Friday, March 12, 2010

Shevet Achim Gam Yachad…

Hinê má tov hu má naím shevet achim gam yachad.
(Eis, quão bom e quão agradável, quando se sentam os irmãos em conjunto.)


Há alguns anos que não frequentava sinagogas ou antros judaicos. Ontem tive um reencontro esperado, de certo modo. Colega de meus tempos ortodoxos de Miami desde os idos de 1997 convidou-me à janta. Chegou em Miami há menos de uma semana, mas já me procurava nas redes sociais virtuais da vida moderna. Na última vez que o vi, em 2004, quem pagou o jantar fui eu, e ele aproveitava sua passagem por Miami para retribuir a gentileza.

O papo começou cheio de saudosismos e memórias recontadas, o que fizemos, por onde estivemos e o que esperamos de nosso futuro. Enquanto apenas sorriamos com contos absurdos, sua viagem a Búzios por motivos religiosos (ao que perguntei se a próxima viagem destinaria-se a Las Vegas), minha situação pitoresca no último vôo de minha estadia brasileira (onde crentes fizeram o papel de judeus ortodoxos), ou sobre os planos de sustento de cada um de nós, a paz reinava à mesa.

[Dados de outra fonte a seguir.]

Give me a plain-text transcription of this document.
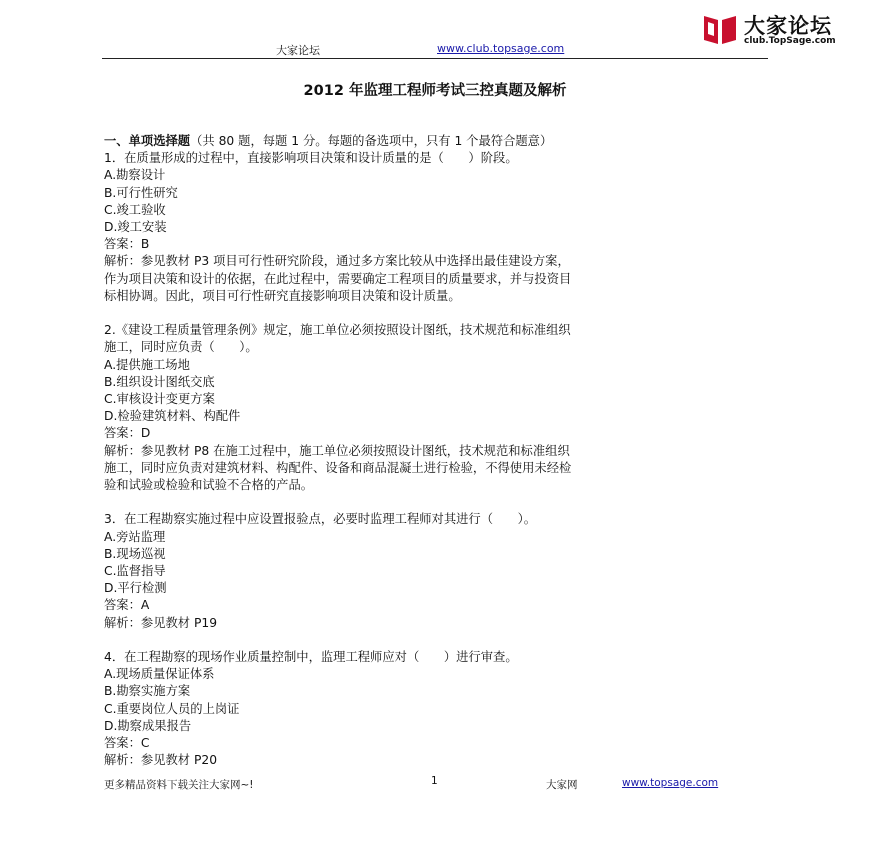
大家论坛
club.TopSage.com
大家论坛	www.club.topsage.com
2012 年监理工程师考试三控真题及解析

一、单项选择题（共 80 题，每题 1 分。每题的备选项中，只有 1 个最符合题意）

1．在质量形成的过程中，直接影响项目决策和设计质量的是（　　）阶段。

A.勘察设计

B.可行性研究

C.竣工验收

D.竣工安装

答案：B

解析：参见教材 P3 项目可行性研究阶段，通过多方案比较从中选择出最佳建设方案，

作为项目决策和设计的依据，在此过程中，需要确定工程项目的质量要求，并与投资目

标相协调。因此，项目可行性研究直接影响项目决策和设计质量。

2.《建设工程质量管理条例》规定，施工单位必须按照设计图纸，技术规范和标准组织

施工，同时应负责（　　）。

A.提供施工场地

B.组织设计图纸交底

C.审核设计变更方案

D.检验建筑材料、构配件

答案：D

解析：参见教材 P8 在施工过程中，施工单位必须按照设计图纸，技术规范和标准组织

施工，同时应负责对建筑材料、构配件、设备和商品混凝土进行检验，不得使用未经检

验和试验或检验和试验不合格的产品。

3．在工程勘察实施过程中应设置报验点，必要时监理工程师对其进行（　　）。

A.旁站监理

B.现场巡视

C.监督指导

D.平行检测

答案：A

解析：参见教材 P19

4．在工程勘察的现场作业质量控制中，监理工程师应对（　　）进行审查。

A.现场质量保证体系

B.勘察实施方案

C.重要岗位人员的上岗证

D.勘察成果报告

答案：C

解析：参见教材 P20

更多精品资料下载关注大家网~!	1	大家网	www.topsage.com
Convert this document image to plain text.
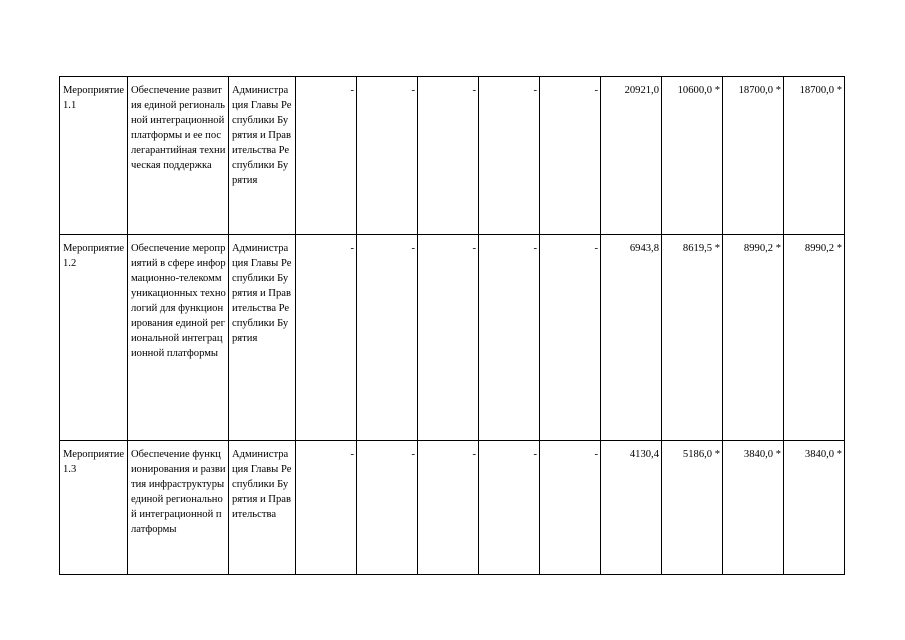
Мероприятие 1.1	Обеспечение развития единой региональной интеграционной платформы и ее послегарантийная техническая поддержка	Администрация Главы Республики Бурятия и Правительства Республики Бурятия	-	-	-	-	-	20921,0	10600,0 *	18700,0 *	18700,0 *
Мероприятие 1.2	Обеспечение мероприятий в сфере информационно-телекоммуникационных технологий для функционирования единой региональной интеграционной платформы	Администрация Главы Республики Бурятия и Правительства Республики Бурятия	-	-	-	-	-	6943,8	8619,5 *	8990,2 *	8990,2 *
Мероприятие 1.3	Обеспечение функционирования и развития инфраструктуры единой региональной интеграционной платформы	Администрация Главы Республики Бурятия и Правительства	-	-	-	-	-	4130,4	5186,0 *	3840,0 *	3840,0 *
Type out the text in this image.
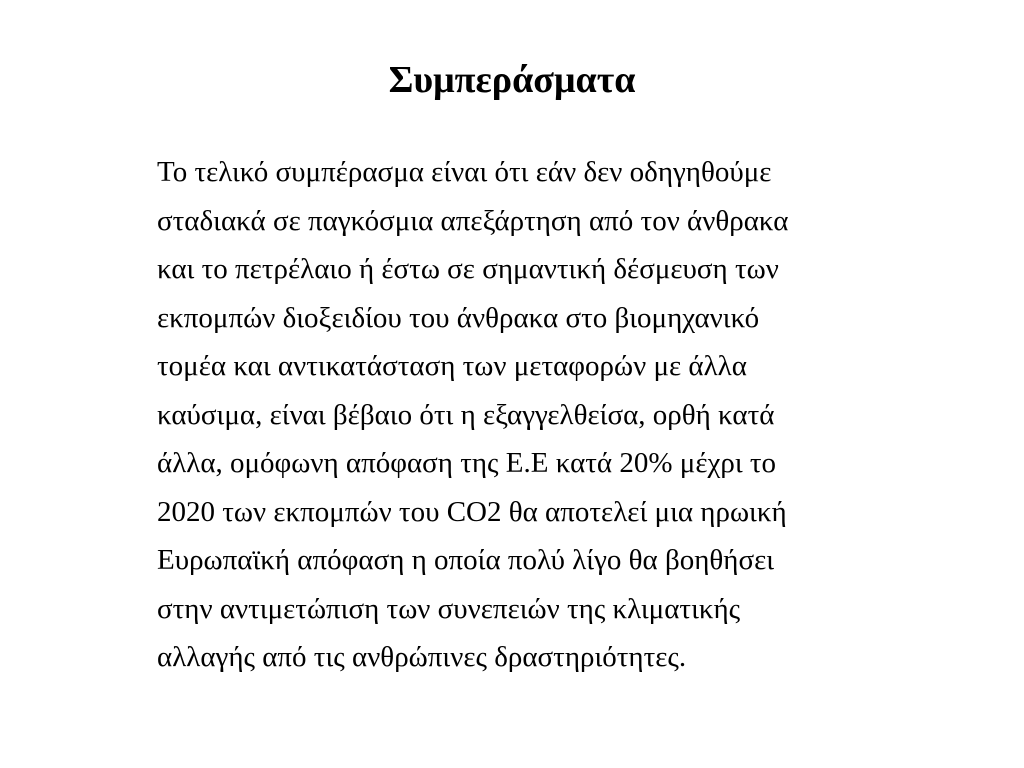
Συμπεράσματα
Το τελικό συμπέρασμα είναι ότι εάν δεν οδηγηθούμε
σταδιακά σε παγκόσμια απεξάρτηση από τον άνθρακα
και το πετρέλαιο ή έστω σε σημαντική δέσμευση των
εκπομπών διοξειδίου του άνθρακα στο βιομηχανικό
τομέα και αντικατάσταση των μεταφορών με άλλα
καύσιμα, είναι βέβαιο ότι η εξαγγελθείσα, ορθή κατά
άλλα, ομόφωνη απόφαση της Ε.Ε κατά 20% μέχρι το
2020 των εκπομπών του CO2 θα αποτελεί μια ηρωική
Ευρωπαϊκή απόφαση η οποία πολύ λίγο θα βοηθήσει
στην αντιμετώπιση των συνεπειών της κλιματικής
αλλαγής από τις ανθρώπινες δραστηριότητες.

Em um quesito de total discórdia, no entanto, N iniciou um debate interessante que a mim sentiu-se agradável de início ao fim – mas para ele, o oposto é verdadeiro. Quando soube que ando “bulindo” com uma “shikse” (expressão degradante para não-judias), não aguentou e precisou iniciar uma cerimônia doutrinária. Para comprovar que “casar com não-judeus é algo empiricamente ruim”, meu camarada tentou usar um exemplo, um causo, de alguém que casara com não-judia e arrependera-se de sua prole não-judaica. Logo lhe disse:

“Mas N, que coisa, menino. Esse exemplo é peculiar, e além disso é um só. Depois, você mesmo não conhece essa família (supostamente o causo se apresentara em algum noticiário, o que muito duvido) e não tem a mais mínima ideia do que se passava na mente do marido, da esposa ou de seus demais familiares. Mais do que isso, digamos que exista um arrependimento pela prole não-judaica… Isso tiraria de seu amor aos seus filhos? Ou, digamos que realmente uma maioria estatística se arrependa, isso ainda não quer dizer que o ato em si é empiricamente ruim. Além do que, o arrependimento pelo casamento errado é certamente mais comum do que o não arrependimento e o sustentamento de um relacionamento duradouro, seja entre judeus ou muçulmanos.”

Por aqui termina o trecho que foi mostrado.